Fagaceæ, a nat. ord. of apetalous Dicotyledons, all trees and shrubs, mostly natives of temperate regions. It includes the beeches and oaks, and the sweet chestnut (Castanea).

Fagging, a custom which formerly prevailed generally at most of the English schools, and is still practised at Eton, Winchester, Harrow, Rugby, and one or two other places. It consists in making the junior boys act as servants or 'fags' in the performance of multifarious menial offices for elder boys, such as carrying messages or preparing breakfast for their master, in return for which the elder boy accepts a certain responsibility for keeping order, and becomes the recognized adviser and protector of his 'fags'.

Faggot-vote, a term formerly applied in Britain to a vote procured by the purchase of property so as to constitute a nominal qualification without a substantial basis. Faggot-votes were chiefly used in county elections for members of Parliament. The way in which they were usually manufactured was by the purchase of a property which was divided into as many lots as would constitute separate votes, and given to different persons, who need not be resident members of the constituency. The practice disappeared after the Reform Act of 1884.

Faguet, Émile, French literary historian, critic, and journalist, born at La Roche-sur-Yon in 1847, died in 1916. He became professor of poetry at the Sorbonne in 1897. Endowed with a keen power of analysis and a wealth of original ideas, he was one of the most brilliant French critics of the nineteenth century. Whilst praising the literature of the seventeenth century, Faguet somewhat depreciated the writers of the eighteenth century. Among his numerous works are: Le théâtre contemporain (1880-91), Dix-huitième siècle (1890), Seizième siècle (1893), Drame ancien et drame moderne (1898), Histoire de la littérature française (1900), Propos littéraires (1902), Initiation into Literature, and Initiation into Philosophy.

Fagus. See Beech.

Fahlerz (fäl´erts), or grey copper ore, is of a steel-grey or iron-black colour. It occurs crystallized in the form of the tetrahedron, also massive and disseminated. Its fracture is uneven or imperfectly conchoidal. Specific gravity, 4.5-5.1. Tetrahedrite, the typical species, is composed of copper, sulphur, and antimony. Part of the copper is often replaced by iron, zinc, silver, or mercury, and part of the antimony by arsenic.

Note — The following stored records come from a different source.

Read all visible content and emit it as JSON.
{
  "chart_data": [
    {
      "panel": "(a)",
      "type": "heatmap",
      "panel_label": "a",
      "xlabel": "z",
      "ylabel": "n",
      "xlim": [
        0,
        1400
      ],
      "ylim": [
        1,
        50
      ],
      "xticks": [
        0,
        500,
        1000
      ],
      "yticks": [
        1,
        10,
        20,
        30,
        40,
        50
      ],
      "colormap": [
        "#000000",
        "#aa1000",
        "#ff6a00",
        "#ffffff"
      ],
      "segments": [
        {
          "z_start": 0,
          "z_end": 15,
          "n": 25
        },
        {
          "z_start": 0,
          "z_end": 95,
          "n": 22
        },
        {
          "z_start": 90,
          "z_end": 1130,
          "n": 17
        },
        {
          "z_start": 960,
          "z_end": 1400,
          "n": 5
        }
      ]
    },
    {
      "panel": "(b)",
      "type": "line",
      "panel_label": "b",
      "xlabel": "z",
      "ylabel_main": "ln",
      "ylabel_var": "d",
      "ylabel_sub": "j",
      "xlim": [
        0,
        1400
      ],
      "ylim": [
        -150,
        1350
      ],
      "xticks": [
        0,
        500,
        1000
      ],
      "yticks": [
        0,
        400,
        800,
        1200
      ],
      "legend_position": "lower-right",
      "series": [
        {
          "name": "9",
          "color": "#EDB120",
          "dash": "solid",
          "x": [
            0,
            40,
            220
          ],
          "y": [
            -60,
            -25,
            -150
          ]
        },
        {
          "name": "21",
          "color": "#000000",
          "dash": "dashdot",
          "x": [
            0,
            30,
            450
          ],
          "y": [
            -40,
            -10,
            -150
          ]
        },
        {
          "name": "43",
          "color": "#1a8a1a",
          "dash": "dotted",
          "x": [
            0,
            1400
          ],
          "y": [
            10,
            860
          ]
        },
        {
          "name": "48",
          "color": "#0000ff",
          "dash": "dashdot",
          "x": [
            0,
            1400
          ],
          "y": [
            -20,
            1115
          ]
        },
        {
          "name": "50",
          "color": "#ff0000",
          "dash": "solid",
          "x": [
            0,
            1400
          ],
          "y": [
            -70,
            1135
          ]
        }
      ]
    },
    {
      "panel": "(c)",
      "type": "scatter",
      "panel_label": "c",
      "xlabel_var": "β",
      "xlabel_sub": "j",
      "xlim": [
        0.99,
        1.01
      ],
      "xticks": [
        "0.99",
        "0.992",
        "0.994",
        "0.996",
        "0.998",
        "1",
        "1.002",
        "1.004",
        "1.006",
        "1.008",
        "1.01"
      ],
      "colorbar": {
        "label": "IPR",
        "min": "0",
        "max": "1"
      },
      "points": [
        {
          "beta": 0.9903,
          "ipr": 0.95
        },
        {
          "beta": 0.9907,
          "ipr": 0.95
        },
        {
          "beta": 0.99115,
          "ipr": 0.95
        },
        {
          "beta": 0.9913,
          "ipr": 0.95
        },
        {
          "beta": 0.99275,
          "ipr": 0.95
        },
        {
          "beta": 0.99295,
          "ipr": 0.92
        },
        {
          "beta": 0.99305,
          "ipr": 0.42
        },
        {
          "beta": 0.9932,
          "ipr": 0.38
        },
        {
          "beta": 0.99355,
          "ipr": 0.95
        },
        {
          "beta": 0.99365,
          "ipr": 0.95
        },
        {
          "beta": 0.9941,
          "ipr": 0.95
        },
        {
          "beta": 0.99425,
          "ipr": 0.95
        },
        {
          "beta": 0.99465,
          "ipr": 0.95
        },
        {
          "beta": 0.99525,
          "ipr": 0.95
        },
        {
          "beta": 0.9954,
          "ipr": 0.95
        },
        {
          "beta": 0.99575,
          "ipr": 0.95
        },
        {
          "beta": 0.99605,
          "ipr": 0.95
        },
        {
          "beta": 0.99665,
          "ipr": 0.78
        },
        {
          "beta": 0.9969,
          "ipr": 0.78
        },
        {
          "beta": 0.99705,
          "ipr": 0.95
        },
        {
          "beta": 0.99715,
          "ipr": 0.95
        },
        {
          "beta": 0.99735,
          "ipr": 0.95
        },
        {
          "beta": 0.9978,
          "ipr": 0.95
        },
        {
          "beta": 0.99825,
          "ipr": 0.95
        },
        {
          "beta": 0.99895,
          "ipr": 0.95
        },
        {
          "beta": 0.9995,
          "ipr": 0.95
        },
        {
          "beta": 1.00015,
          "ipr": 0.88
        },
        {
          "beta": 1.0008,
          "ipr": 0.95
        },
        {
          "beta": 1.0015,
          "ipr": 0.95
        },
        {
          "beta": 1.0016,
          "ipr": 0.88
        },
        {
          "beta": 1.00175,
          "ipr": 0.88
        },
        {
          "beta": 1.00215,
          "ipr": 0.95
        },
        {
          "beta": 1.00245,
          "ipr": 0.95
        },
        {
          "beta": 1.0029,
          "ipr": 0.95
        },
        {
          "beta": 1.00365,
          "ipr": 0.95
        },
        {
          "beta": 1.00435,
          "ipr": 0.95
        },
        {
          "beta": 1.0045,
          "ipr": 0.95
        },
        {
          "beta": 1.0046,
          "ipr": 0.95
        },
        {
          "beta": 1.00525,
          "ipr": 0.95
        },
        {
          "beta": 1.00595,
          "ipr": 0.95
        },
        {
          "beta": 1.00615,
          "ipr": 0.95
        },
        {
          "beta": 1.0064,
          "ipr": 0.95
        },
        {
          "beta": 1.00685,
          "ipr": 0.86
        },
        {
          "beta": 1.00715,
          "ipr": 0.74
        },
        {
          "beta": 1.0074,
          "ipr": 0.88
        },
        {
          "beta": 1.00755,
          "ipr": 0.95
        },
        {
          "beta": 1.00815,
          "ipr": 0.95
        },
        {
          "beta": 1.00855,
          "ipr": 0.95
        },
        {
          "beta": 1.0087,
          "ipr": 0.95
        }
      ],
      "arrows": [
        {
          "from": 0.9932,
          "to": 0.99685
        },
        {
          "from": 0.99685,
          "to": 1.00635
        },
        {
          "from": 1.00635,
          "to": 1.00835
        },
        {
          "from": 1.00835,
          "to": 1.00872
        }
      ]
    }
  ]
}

Fahlunite, a mineral of a greenish colour occurring in six-sided prisms. It is a pseudomorph after iolite, and consists mainly of hydrous aluminium silicate. It takes its name from Fahlun in Sweden.

Fahrenheit (fä´rėn-hīt), Gabriel Daniel, German physicist, known for his arrangement of the thermometer, was born at Danzig in 1686, died in 1736. Abandoning the commercial profession for which he had been designed, he settled in Holland to study natural philosophy. In 1720 he effected a great improvement by the use of quicksilver instead of spirits of wine in thermometers. He invented the Fahrenheit scale (see Thermometer), and made several valuable discoveries in physics. He was elected a fellow of the Royal Society of London in 1724.

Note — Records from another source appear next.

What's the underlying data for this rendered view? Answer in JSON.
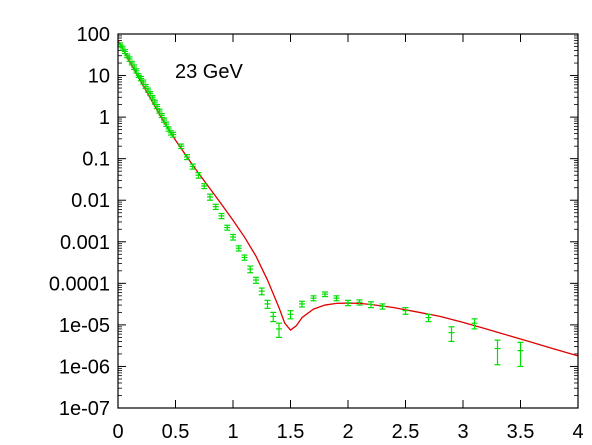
{
  "chart_data": {
    "type": "scatter",
    "title": "",
    "xlabel": "",
    "ylabel": "",
    "annotation": "23 GeV",
    "xlim": [
      0,
      4
    ],
    "ylim": [
      1e-07,
      100
    ],
    "y_scale": "log",
    "grid": false,
    "x_ticks": [
      "0",
      "0.5",
      "1",
      "1.5",
      "2",
      "2.5",
      "3",
      "3.5",
      "4"
    ],
    "y_ticks": [
      "1e-07",
      "1e-06",
      "1e-05",
      "0.0001",
      "0.001",
      "0.01",
      "0.1",
      "1",
      "10",
      "100"
    ],
    "colors": {
      "points": "#00e000",
      "curve": "#e00000"
    },
    "series": [
      {
        "kind": "points",
        "points": [
          [
            0.02,
            55,
            6
          ],
          [
            0.04,
            46,
            5
          ],
          [
            0.06,
            38,
            4
          ],
          [
            0.08,
            30,
            3
          ],
          [
            0.1,
            25,
            3
          ],
          [
            0.12,
            20,
            2
          ],
          [
            0.14,
            16,
            2
          ],
          [
            0.16,
            13,
            1.5
          ],
          [
            0.18,
            10,
            1
          ],
          [
            0.2,
            8.5,
            1
          ],
          [
            0.22,
            7,
            0.8
          ],
          [
            0.24,
            5.5,
            0.6
          ],
          [
            0.26,
            4.5,
            0.5
          ],
          [
            0.28,
            3.7,
            0.4
          ],
          [
            0.3,
            3.0,
            0.3
          ],
          [
            0.32,
            2.3,
            0.25
          ],
          [
            0.34,
            1.8,
            0.2
          ],
          [
            0.36,
            1.4,
            0.15
          ],
          [
            0.38,
            1.1,
            0.12
          ],
          [
            0.4,
            0.85,
            0.1
          ],
          [
            0.42,
            0.68,
            0.08
          ],
          [
            0.44,
            0.52,
            0.06
          ],
          [
            0.46,
            0.42,
            0.05
          ],
          [
            0.48,
            0.38,
            0.05
          ],
          [
            0.55,
            0.2,
            0.025
          ],
          [
            0.6,
            0.11,
            0.015
          ],
          [
            0.65,
            0.065,
            0.009
          ],
          [
            0.7,
            0.04,
            0.006
          ],
          [
            0.75,
            0.022,
            0.003
          ],
          [
            0.8,
            0.012,
            0.002
          ],
          [
            0.85,
            0.007,
            0.001
          ],
          [
            0.9,
            0.0042,
            0.0006
          ],
          [
            0.95,
            0.0022,
            0.0003
          ],
          [
            1.0,
            0.0013,
            0.0002
          ],
          [
            1.05,
            0.0007,
            0.0001
          ],
          [
            1.1,
            0.00042,
            6e-05
          ],
          [
            1.15,
            0.00022,
            4e-05
          ],
          [
            1.2,
            0.00012,
            2e-05
          ],
          [
            1.25,
            6.5e-05,
            1.2e-05
          ],
          [
            1.3,
            3.2e-05,
            7e-06
          ],
          [
            1.35,
            1.6e-05,
            4e-06
          ],
          [
            1.4,
            8e-06,
            3e-06
          ],
          [
            1.5,
            1.8e-05,
            4e-06
          ],
          [
            1.6,
            3.2e-05,
            5e-06
          ],
          [
            1.7,
            4.4e-05,
            6e-06
          ],
          [
            1.8,
            5.5e-05,
            7e-06
          ],
          [
            1.9,
            4.4e-05,
            6e-06
          ],
          [
            2.0,
            3.4e-05,
            5e-06
          ],
          [
            2.1,
            3.5e-05,
            5e-06
          ],
          [
            2.2,
            3.1e-05,
            5e-06
          ],
          [
            2.3,
            2.8e-05,
            4e-06
          ],
          [
            2.5,
            2.2e-05,
            4e-06
          ],
          [
            2.7,
            1.5e-05,
            3e-06
          ],
          [
            2.9,
            6.5e-06,
            2.5e-06
          ],
          [
            3.1,
            1.1e-05,
            3e-06
          ],
          [
            3.3,
            2.7e-06,
            1.6e-06
          ],
          [
            3.5,
            2.4e-06,
            1.4e-06
          ]
        ]
      },
      {
        "kind": "curve",
        "points": [
          [
            0.0,
            70
          ],
          [
            0.1,
            22
          ],
          [
            0.2,
            7
          ],
          [
            0.3,
            2.3
          ],
          [
            0.4,
            0.75
          ],
          [
            0.5,
            0.28
          ],
          [
            0.6,
            0.11
          ],
          [
            0.7,
            0.045
          ],
          [
            0.8,
            0.019
          ],
          [
            0.9,
            0.008
          ],
          [
            1.0,
            0.0033
          ],
          [
            1.1,
            0.0013
          ],
          [
            1.2,
            0.00045
          ],
          [
            1.3,
            0.00012
          ],
          [
            1.4,
            2.6e-05
          ],
          [
            1.45,
            1.1e-05
          ],
          [
            1.5,
            7.5e-06
          ],
          [
            1.55,
            9.5e-06
          ],
          [
            1.6,
            1.5e-05
          ],
          [
            1.7,
            2.4e-05
          ],
          [
            1.8,
            3e-05
          ],
          [
            1.9,
            3.3e-05
          ],
          [
            2.0,
            3.35e-05
          ],
          [
            2.1,
            3.3e-05
          ],
          [
            2.2,
            3.1e-05
          ],
          [
            2.4,
            2.6e-05
          ],
          [
            2.6,
            2.05e-05
          ],
          [
            2.8,
            1.6e-05
          ],
          [
            3.0,
            1.15e-05
          ],
          [
            3.2,
            8e-06
          ],
          [
            3.4,
            5.5e-06
          ],
          [
            3.6,
            3.8e-06
          ],
          [
            3.8,
            2.6e-06
          ],
          [
            4.0,
            1.8e-06
          ]
        ]
      }
    ]
  }
}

Faidherbe (fā-derb), Louis Léon César, a French general, born in 1818, died in 1889. He entered the army in 1840, served in Africa and the West Indies, was appointed Governor of Senegal in 1854, and afterwards of a district in Algiers from 1867 to 1870. After the fall of Napoleon III, he was summoned by the Government of the National Defence to France and appointed commander of the army of the north. He fought some bloody but indecisive battles with the Germans under Manteuffel and Goeben. After the war he was elected to the Assembly by Lille, his native place, but on the triumph of Thiers retired from politics to private life. He wrote Épigraphie Phénicienne, and valuable monographs on Senegal, the Sudan, and other parts of Africa.